I also read that. It may affect over 1,000 restaurants in NYC alone.
If PETA gets its way, what's next?


----------



## brianshaw (Dec 18, 2010)

California has already done that adaption. While there was mild outrage I don’t think there were many impacts of any significance. Our law was simple - none regardless of source or production method. But I think it’s as dumb as taking the animals out of the circuses... there must be more important causes and a better way to protect animal rights.


----------



## brianshaw (Dec 18, 2010)

chefross said:


> I also read that. It may affect over 1,000 restaurants in NYC alone.
> If PETA gets its way, what's next?


I suspect what's next is an influx of "impossible " products into every conceivable market.


----------



## chefwriter (Oct 31, 2012)

Note that the ban is in the five boroughs of NY City, not the entire state. New Jersey and Pennsylvania are also close by and have no ban. I realize the City restaurants are the main buyer for Foie Gras but others nearby may now have more reason to put it on the menu. Given other problems specific to NYC, it may not be the answer for every restaurant but some may simply relocate, 
This ban also does not take effect for three years. I suspect by that time everyone will have sorted out the challenges and you'll still be able to get it.


----------



## phaedrus (Dec 23, 2004)

I suppose life goes on. It may get to the point where foie gras is looked at like we look at Ortolan.


----------



## sgsvirgil (Mar 1, 2017)

Historically speaking, banning ingredients used by commercial kitchens in large city centers tends to create a black market for those products; the size of which is typically determined by the product and its popularity/demand. Fois gras is quite popular in the world of fine dining, especially in NYC. I think this could create a rather sizeable black market. Black markets and commercial kitchens have never been an award winning combination. 

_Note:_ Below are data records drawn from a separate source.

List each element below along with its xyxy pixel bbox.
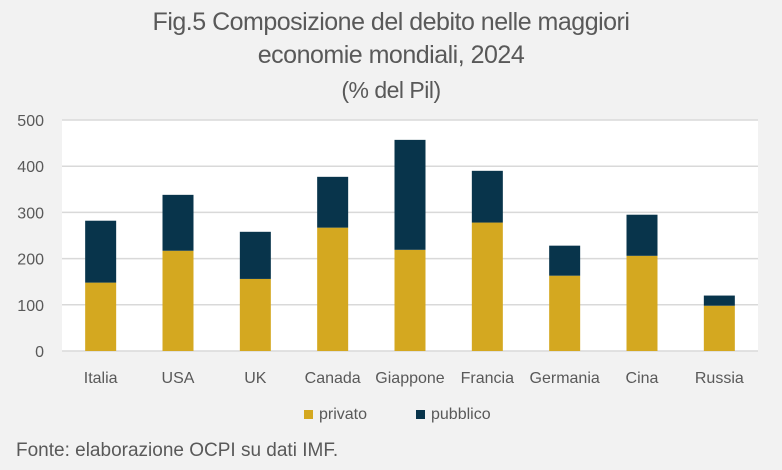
y-tick-label: 500 bbox=[17, 113, 44, 130]
y-tick-label: 100 bbox=[17, 298, 44, 315]
bar-pubblico-usa bbox=[162, 194, 194, 251]
bar-privato-italia bbox=[85, 282, 117, 351]
bar-privato-uk bbox=[239, 278, 271, 351]
x-tick-label: Giappone bbox=[375, 370, 444, 387]
bar-pubblico-francia bbox=[471, 170, 503, 223]
bar-privato-usa bbox=[162, 250, 194, 351]
bar-pubblico-uk bbox=[239, 231, 271, 279]
x-tick-label: Cina bbox=[626, 370, 659, 387]
bar-pubblico-giappone bbox=[394, 139, 426, 250]
y-tick-label: 0 bbox=[35, 344, 44, 361]
y-tick-label: 200 bbox=[17, 252, 44, 269]
chart-title-line-1: Fig.5 Composizione del debito nelle magg… bbox=[152, 8, 630, 36]
legend-label-privato: privato bbox=[319, 406, 367, 423]
source-note: Fonte: elaborazione OCPI su dati IMF. bbox=[16, 440, 339, 461]
bar-privato-cina bbox=[626, 255, 658, 351]
bar-pubblico-cina bbox=[626, 214, 658, 256]
bar-pubblico-germania bbox=[549, 245, 581, 276]
bar-privato-russia bbox=[703, 305, 735, 351]
bar-privato-giappone bbox=[394, 249, 426, 351]
legend-swatch-pubblico bbox=[416, 410, 425, 419]
bar-privato-germania bbox=[549, 275, 581, 351]
x-tick-label: Francia bbox=[461, 370, 514, 387]
bar-pubblico-russia bbox=[703, 295, 735, 306]
bar-privato-canada bbox=[317, 227, 349, 351]
x-tick-label: UK bbox=[244, 370, 267, 387]
legend-label-pubblico: pubblico bbox=[431, 406, 491, 423]
bar-pubblico-canada bbox=[317, 176, 349, 228]
bar-pubblico-italia bbox=[85, 220, 117, 283]
x-tick-label: USA bbox=[162, 370, 195, 387]
bar-privato-francia bbox=[471, 222, 503, 351]
x-tick-label: Russia bbox=[695, 370, 744, 387]
y-tick-label: 400 bbox=[17, 159, 44, 176]
x-tick-label: Italia bbox=[84, 370, 118, 387]
y-tick-label: 300 bbox=[17, 205, 44, 222]
chart-subtitle: (% del Pil) bbox=[341, 77, 441, 103]
x-tick-label: Germania bbox=[530, 370, 600, 387]
chart-title-line-2: economie mondiali, 2024 bbox=[257, 41, 525, 69]
x-tick-label: Canada bbox=[305, 370, 361, 387]
legend-swatch-privato bbox=[304, 410, 313, 419]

Governance by banning things has never worked out for the better once in human history. Reason #787 why I left New York.


----------



## Seoul Food (Sep 17, 2018)

This will probably just end up like the super sized soda ban. NY, especially the city should focus on things like high taxes and crumbling infrastructure but the people in charge will do this and pat themselves on the back. 

I find it laughable that a lot of times people will put more emphasis in how our food feels but not our fellow beings.


----------



## chefross (May 5, 2010)

What about countless other weird and crazy things man does with animals? My G-D what's next, oysters and clams because we murder them when we open them? How about Balut? Will we not be able to plunge a living lobster into a pot of boiling water any more? Where can this go?


----------



## cheflayne (Aug 21, 2004)

Just because I can't hear them, doesn't mean that baby carrots don't scream when they are pulled out of the ground.


----------



## mike9 (Jul 13, 2012)

You ought be able to purchase on line like from D'artagnan. I wonder if this bill was put forward by the same A-holes that tried to eliminate "games of chance" AKA raffles for NFP PS organizations and also "fishing derby's" for kids and club hunts? Damn down state so called "do gooders" trying to impact the rest of the state with their "concerns" OK don't get me started . . . LOL.


----------